The end point of the event timeline that you want to return. Uses the same formats as shown above for start_time.

Yes

Example command

The following command will return the Censys host history for the IP 8.8.8.8 from January 1, 2026 through January 7, 2026.

!cen-host-history-list host_id=8.8.8.8 start_time=2026-01-01 end_time=2026-01-07

`cen-related-infrastructure-list`

cen-related-infrastructure-list initiates a CensEye pivot analysis job for a target host, web property, or certificate. It returns a table containing matched key-value pairs, the count of assets that share that pair, and a link to view all matching assets in Censys. To use this command, your Censys organization must have access to the Adversary Investigation module.

Input

Argument name	Description	Required
`ioc_type`	The type of asset to run CensEye on. Can be `host`, `web property`, or `certificate`.	Yes
`ioc_value`	The IP address, hostname and port pair, or SHA-256 hash of the target.	Yes

Example command

The following command will initiate a CensEye job for the IP address 8.8.8.8.

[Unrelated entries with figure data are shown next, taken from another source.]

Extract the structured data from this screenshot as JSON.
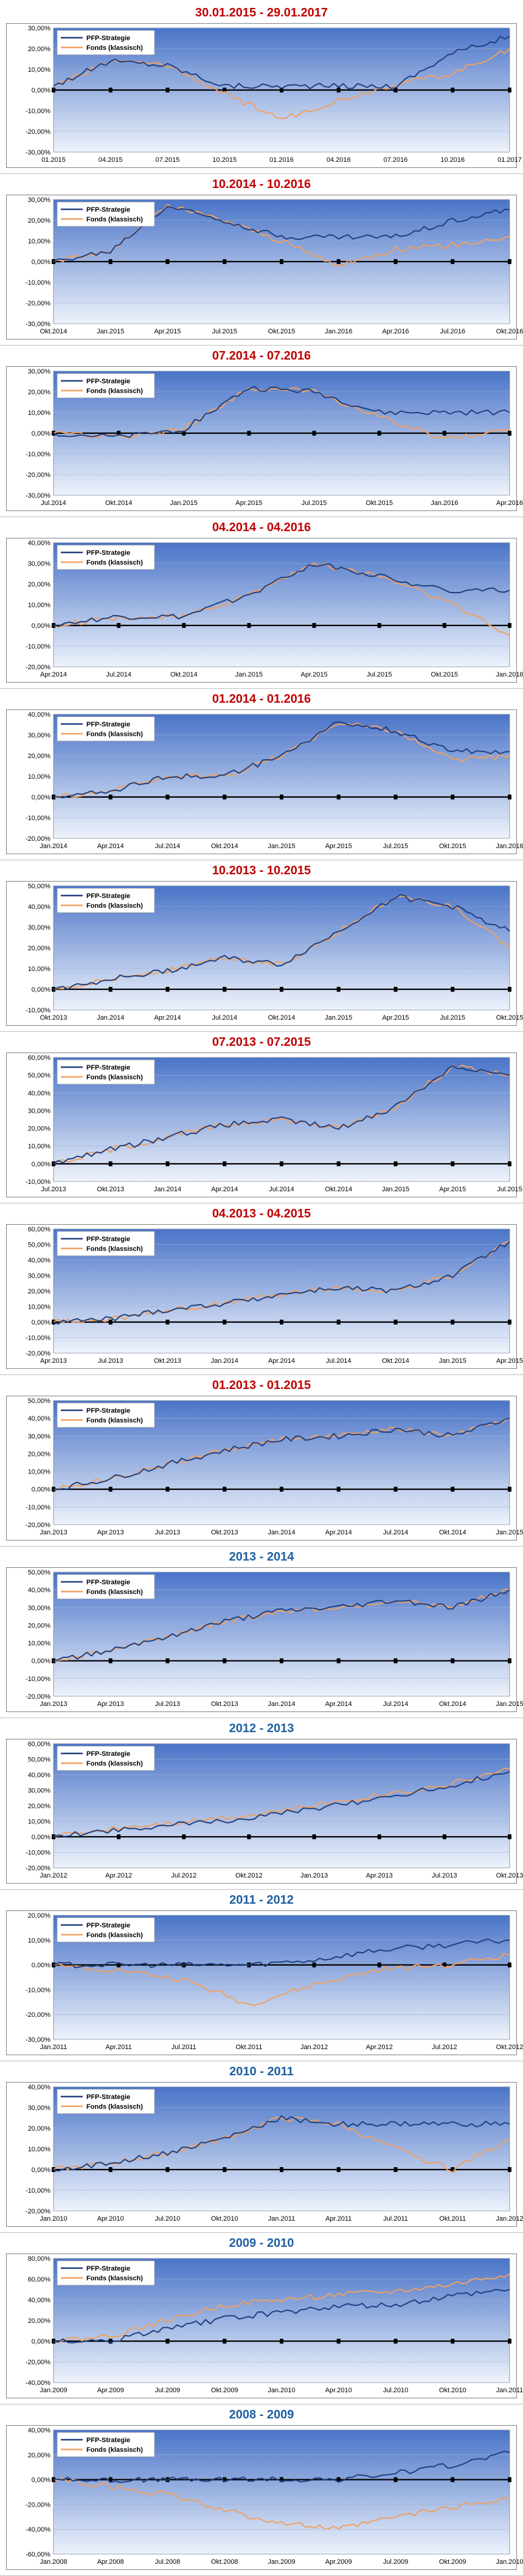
{
  "colors": {
    "strategy": "#1f3f7f",
    "fonds": "#f0a060",
    "title_red": "#c00000",
    "title_blue": "#1f5fa0",
    "plot_top": "#4a74c8",
    "plot_bottom": "#eef3fb"
  },
  "chart_data": [
    {
      "type": "line",
      "title": "30.01.2015 - 29.01.2017",
      "title_color": "red",
      "x": [
        "01.2015",
        "04.2015",
        "07.2015",
        "10.2015",
        "01.2016",
        "04.2016",
        "07.2016",
        "10.2016",
        "01.2017"
      ],
      "yticks": [
        "-30,00%",
        "-20,00%",
        "-10,00%",
        "0,00%",
        "10,00%",
        "20,00%",
        "30,00%"
      ],
      "ylim": [
        -30,
        30
      ],
      "legend_position": "top-left",
      "series": [
        {
          "name": "PFP-Strategie",
          "values": [
            2,
            14,
            12,
            2,
            2,
            2,
            2,
            18,
            26
          ]
        },
        {
          "name": "Fonds (klassisch)",
          "values": [
            2,
            14,
            12,
            -2,
            -14,
            -5,
            3,
            8,
            20
          ]
        }
      ]
    },
    {
      "type": "line",
      "title": "10.2014 - 10.2016",
      "title_color": "red",
      "x": [
        "Okt.2014",
        "Jan.2015",
        "Apr.2015",
        "Jul.2015",
        "Okt.2015",
        "Jan.2016",
        "Apr.2016",
        "Jul.2016",
        "Okt.2016"
      ],
      "yticks": [
        "-30,00%",
        "-20,00%",
        "-10,00%",
        "0,00%",
        "10,00%",
        "20,00%",
        "30,00%"
      ],
      "ylim": [
        -30,
        30
      ],
      "legend_position": "top-left",
      "series": [
        {
          "name": "PFP-Strategie",
          "values": [
            0,
            5,
            27,
            20,
            12,
            12,
            12,
            20,
            25
          ]
        },
        {
          "name": "Fonds (klassisch)",
          "values": [
            0,
            5,
            27,
            20,
            10,
            -2,
            6,
            8,
            12
          ]
        }
      ]
    },
    {
      "type": "line",
      "title": "07.2014 - 07.2016",
      "title_color": "red",
      "x": [
        "Jul.2014",
        "Okt.2014",
        "Jan.2015",
        "Apr.2015",
        "Jul.2015",
        "Okt.2015",
        "Jan.2016",
        "Apr.2016"
      ],
      "yticks": [
        "-30,00%",
        "-20,00%",
        "-10,00%",
        "0,00%",
        "10,00%",
        "20,00%",
        "30,00%"
      ],
      "ylim": [
        -30,
        30
      ],
      "legend_position": "top-left",
      "series": [
        {
          "name": "PFP-Strategie",
          "values": [
            0,
            -2,
            2,
            22,
            20,
            10,
            10,
            10
          ]
        },
        {
          "name": "Fonds (klassisch)",
          "values": [
            0,
            -2,
            2,
            22,
            20,
            8,
            -3,
            2
          ]
        }
      ]
    },
    {
      "type": "line",
      "title": "04.2014 - 04.2016",
      "title_color": "red",
      "x": [
        "Apr.2014",
        "Jul.2014",
        "Okt.2014",
        "Jan.2015",
        "Apr.2015",
        "Jul.2015",
        "Okt.2015",
        "Jan.2016"
      ],
      "yticks": [
        "-20,00%",
        "-10,00%",
        "0,00%",
        "10,00%",
        "20,00%",
        "30,00%",
        "40,00%"
      ],
      "ylim": [
        -20,
        40
      ],
      "legend_position": "top-left",
      "series": [
        {
          "name": "PFP-Strategie",
          "values": [
            0,
            4,
            4,
            15,
            30,
            24,
            17,
            17
          ]
        },
        {
          "name": "Fonds (klassisch)",
          "values": [
            0,
            4,
            4,
            15,
            30,
            24,
            12,
            -5
          ]
        }
      ]
    },
    {
      "type": "line",
      "title": "01.2014 - 01.2016",
      "title_color": "red",
      "x": [
        "Jan.2014",
        "Apr.2014",
        "Jul.2014",
        "Okt.2014",
        "Jan.2015",
        "Apr.2015",
        "Jul.2015",
        "Okt.2015",
        "Jan.2016"
      ],
      "yticks": [
        "-20,00%",
        "-10,00%",
        "0,00%",
        "10,00%",
        "20,00%",
        "30,00%",
        "40,00%"
      ],
      "ylim": [
        -20,
        40
      ],
      "legend_position": "top-left",
      "series": [
        {
          "name": "PFP-Strategie",
          "values": [
            0,
            3,
            10,
            10,
            20,
            36,
            32,
            22,
            22
          ]
        },
        {
          "name": "Fonds (klassisch)",
          "values": [
            0,
            3,
            10,
            10,
            20,
            36,
            32,
            18,
            20
          ]
        }
      ]
    },
    {
      "type": "line",
      "title": "10.2013 - 10.2015",
      "title_color": "red",
      "x": [
        "Okt.2013",
        "Jan.2014",
        "Apr.2014",
        "Jul.2014",
        "Okt.2014",
        "Jan.2015",
        "Apr.2015",
        "Jul.2015",
        "Okt.2015"
      ],
      "yticks": [
        "-10,00%",
        "0,00%",
        "10,00%",
        "20,00%",
        "30,00%",
        "40,00%",
        "50,00%"
      ],
      "ylim": [
        -10,
        50
      ],
      "legend_position": "top-left",
      "series": [
        {
          "name": "PFP-Strategie",
          "values": [
            0,
            5,
            9,
            15,
            12,
            28,
            45,
            40,
            28
          ]
        },
        {
          "name": "Fonds (klassisch)",
          "values": [
            0,
            5,
            9,
            15,
            12,
            28,
            45,
            40,
            20
          ]
        }
      ]
    },
    {
      "type": "line",
      "title": "07.2013 - 07.2015",
      "title_color": "red",
      "x": [
        "Jul.2013",
        "Okt.2013",
        "Jan.2014",
        "Apr.2014",
        "Jul.2014",
        "Okt.2014",
        "Jan.2015",
        "Apr.2015",
        "Jul.2015"
      ],
      "yticks": [
        "-10,00%",
        "0,00%",
        "10,00%",
        "20,00%",
        "30,00%",
        "40,00%",
        "50,00%",
        "60,00%"
      ],
      "ylim": [
        -10,
        60
      ],
      "legend_position": "top-left",
      "series": [
        {
          "name": "PFP-Strategie",
          "values": [
            0,
            8,
            15,
            22,
            25,
            20,
            32,
            55,
            50
          ]
        },
        {
          "name": "Fonds (klassisch)",
          "values": [
            0,
            8,
            15,
            22,
            25,
            20,
            32,
            55,
            50
          ]
        }
      ]
    },
    {
      "type": "line",
      "title": "04.2013 - 04.2015",
      "title_color": "red",
      "x": [
        "Apr.2013",
        "Jul.2013",
        "Okt.2013",
        "Jan.2014",
        "Apr.2014",
        "Jul.2014",
        "Okt.2014",
        "Jan.2015",
        "Apr.2015"
      ],
      "yticks": [
        "-20,00%",
        "-10,00%",
        "0,00%",
        "10,00%",
        "20,00%",
        "30,00%",
        "40,00%",
        "50,00%",
        "60,00%"
      ],
      "ylim": [
        -20,
        60
      ],
      "legend_position": "top-left",
      "series": [
        {
          "name": "PFP-Strategie",
          "values": [
            0,
            2,
            8,
            12,
            18,
            22,
            20,
            30,
            52
          ]
        },
        {
          "name": "Fonds (klassisch)",
          "values": [
            0,
            2,
            8,
            12,
            18,
            22,
            20,
            30,
            52
          ]
        }
      ]
    },
    {
      "type": "line",
      "title": "01.2013 - 01.2015",
      "title_color": "red",
      "x": [
        "Jan.2013",
        "Apr.2013",
        "Jul.2013",
        "Okt.2013",
        "Jan.2014",
        "Apr.2014",
        "Jul.2014",
        "Okt.2014",
        "Jan.2015"
      ],
      "yticks": [
        "-20,00%",
        "-10,00%",
        "0,00%",
        "10,00%",
        "20,00%",
        "30,00%",
        "40,00%",
        "50,00%"
      ],
      "ylim": [
        -20,
        50
      ],
      "legend_position": "top-left",
      "series": [
        {
          "name": "PFP-Strategie",
          "values": [
            0,
            6,
            14,
            22,
            28,
            30,
            34,
            30,
            40
          ]
        },
        {
          "name": "Fonds (klassisch)",
          "values": [
            0,
            6,
            14,
            22,
            28,
            30,
            34,
            30,
            40
          ]
        }
      ]
    },
    {
      "type": "line",
      "title": "2013 - 2014",
      "title_color": "blue",
      "x": [
        "Jan.2013",
        "Apr.2013",
        "Jul.2013",
        "Okt.2013",
        "Jan.2014",
        "Apr.2014",
        "Jul.2014",
        "Okt.2014",
        "Jan.2015"
      ],
      "yticks": [
        "-20,00%",
        "-10,00%",
        "0,00%",
        "10,00%",
        "20,00%",
        "30,00%",
        "40,00%",
        "50,00%"
      ],
      "ylim": [
        -20,
        50
      ],
      "legend_position": "top-left",
      "series": [
        {
          "name": "PFP-Strategie",
          "values": [
            0,
            6,
            14,
            22,
            28,
            30,
            34,
            30,
            40
          ]
        },
        {
          "name": "Fonds (klassisch)",
          "values": [
            0,
            6,
            14,
            22,
            28,
            30,
            34,
            30,
            40
          ]
        }
      ]
    },
    {
      "type": "line",
      "title": "2012 - 2013",
      "title_color": "blue",
      "x": [
        "Jan.2012",
        "Apr.2012",
        "Jul.2012",
        "Okt.2012",
        "Jan.2013",
        "Apr.2013",
        "Jul.2013",
        "Okt.2013"
      ],
      "yticks": [
        "-20,00%",
        "-10,00%",
        "0,00%",
        "10,00%",
        "20,00%",
        "30,00%",
        "40,00%",
        "50,00%",
        "60,00%"
      ],
      "ylim": [
        -20,
        60
      ],
      "legend_position": "top-left",
      "series": [
        {
          "name": "PFP-Strategie",
          "values": [
            0,
            5,
            8,
            12,
            18,
            25,
            32,
            42
          ]
        },
        {
          "name": "Fonds (klassisch)",
          "values": [
            0,
            6,
            10,
            14,
            20,
            27,
            33,
            44
          ]
        }
      ]
    },
    {
      "type": "line",
      "title": "2011 - 2012",
      "title_color": "blue",
      "x": [
        "Jan.2011",
        "Apr.2011",
        "Jul.2011",
        "Okt.2011",
        "Jan.2012",
        "Apr.2012",
        "Jul.2012",
        "Okt.2012"
      ],
      "yticks": [
        "-30,00%",
        "-20,00%",
        "-10,00%",
        "0,00%",
        "10,00%",
        "20,00%"
      ],
      "ylim": [
        -30,
        20
      ],
      "legend_position": "top-left",
      "series": [
        {
          "name": "PFP-Strategie",
          "values": [
            0,
            0,
            0,
            0,
            2,
            6,
            8,
            10
          ]
        },
        {
          "name": "Fonds (klassisch)",
          "values": [
            0,
            -2,
            -6,
            -16,
            -8,
            -2,
            0,
            4
          ]
        }
      ]
    },
    {
      "type": "line",
      "title": "2010 - 2011",
      "title_color": "blue",
      "x": [
        "Jan.2010",
        "Apr.2010",
        "Jul.2010",
        "Okt.2010",
        "Jan.2011",
        "Apr.2011",
        "Jul.2011",
        "Okt.2011",
        "Jan.2012"
      ],
      "yticks": [
        "-20,00%",
        "-10,00%",
        "0,00%",
        "10,00%",
        "20,00%",
        "30,00%",
        "40,00%"
      ],
      "ylim": [
        -20,
        40
      ],
      "legend_position": "top-left",
      "series": [
        {
          "name": "PFP-Strategie",
          "values": [
            0,
            3,
            8,
            15,
            25,
            22,
            22,
            22,
            22
          ]
        },
        {
          "name": "Fonds (klassisch)",
          "values": [
            0,
            3,
            8,
            15,
            25,
            22,
            10,
            0,
            15
          ]
        }
      ]
    },
    {
      "type": "line",
      "title": "2009 - 2010",
      "title_color": "blue",
      "x": [
        "Jan.2009",
        "Apr.2009",
        "Jul.2009",
        "Okt.2009",
        "Jan.2010",
        "Apr.2010",
        "Jul.2010",
        "Okt.2010",
        "Jan.2011"
      ],
      "yticks": [
        "-40,00%",
        "-20,00%",
        "0,00%",
        "20,00%",
        "40,00%",
        "60,00%",
        "80,00%"
      ],
      "ylim": [
        -40,
        80
      ],
      "legend_position": "top-left",
      "series": [
        {
          "name": "PFP-Strategie",
          "values": [
            0,
            0,
            12,
            22,
            28,
            34,
            35,
            44,
            50
          ]
        },
        {
          "name": "Fonds (klassisch)",
          "values": [
            0,
            5,
            20,
            35,
            40,
            45,
            48,
            55,
            65
          ]
        }
      ]
    },
    {
      "type": "line",
      "title": "2008 - 2009",
      "title_color": "blue",
      "x": [
        "Jan.2008",
        "Apr.2008",
        "Jul.2008",
        "Okt.2008",
        "Jan.2009",
        "Apr.2009",
        "Jul.2009",
        "Okt.2009",
        "Jan.2010"
      ],
      "yticks": [
        "-60,00%",
        "-40,00%",
        "-20,00%",
        "0,00%",
        "20,00%",
        "40,00%"
      ],
      "ylim": [
        -60,
        40
      ],
      "legend_position": "top-left",
      "series": [
        {
          "name": "PFP-Strategie",
          "values": [
            0,
            0,
            0,
            0,
            0,
            0,
            5,
            12,
            22
          ]
        },
        {
          "name": "Fonds (klassisch)",
          "values": [
            0,
            -5,
            -12,
            -25,
            -35,
            -40,
            -30,
            -22,
            -15
          ]
        }
      ]
    }
  ]
}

!cen-related-infrastructure-list ioc_type=host ioc_value=8.8.8.8

`cen-rescan`

cen-rescan initiates a rescan for a known host service at a specific IP and port or hostname and port.

Input

Argument name	Description	Required
`ioc_type`	The target of the rescan. Use `service` for a host IP and port or `web property` for a hostname and port.	Yes
`ioc_value`	The IP (for `service`) or hostname (for `web property`).	Yes
`port`	The target port number.	Yes
`protocol`	The `service` protocol type. This argument is required only if the `ioc_type` is `service`.	No
`transport_protocol`	The `service` transport protocol type. This argument is required only if the `ioc_type` is `service`. Possible values are `unknown`, `TCP`, `UDP`, `ICMP`, or `QUIC`.	No

Example command

The following command will initiate a rescan of the HTTP service on port 443 running on 8.8.8.8.

!cen-rescan ioc_type=service ioc_value=8.8.8.8 port=443 protocol=HTTP transport_protocol=TCP

`domain`

domain returns all related IPs as relationships.

Input

Argument name	Description	Required
`domain`	A comma-separated list of domains to check.	Yes

Example command

The following command will return all IPs related to amazon.com and google.com.

!domain domain=amazon.com,google.com

`ip`

ip runs reputation on the target IP address.

Input

Argument name	Description	Required
`ip`	IP address or a list of IP addresses to assess reputation.	Yes

Example command

The following command will return information on the IP addresses 8.8.8.8. and 8.8.4.4.

!ip ip=8.8.8.8,8.8.4.4

Indicator enrichment playbook

The indicator enrichment playbook can be executed within an incident or manually outside of an incident.

Run the playbook in an incident

Open the incident and go to Work Plan.
Select and run the Indicator Enrichment - Censys playbook.

Run the playbook outside of an incident

Navigate to Playbooks and search for "censys".
Select the Indicator Enrichment - Censys playbook.
Click Edit then Run.

Use the Censys SOAR dashboard

The dashboard displays the total number of times the Censys playbook and Censys commands have been executed, including breakdown by execution type.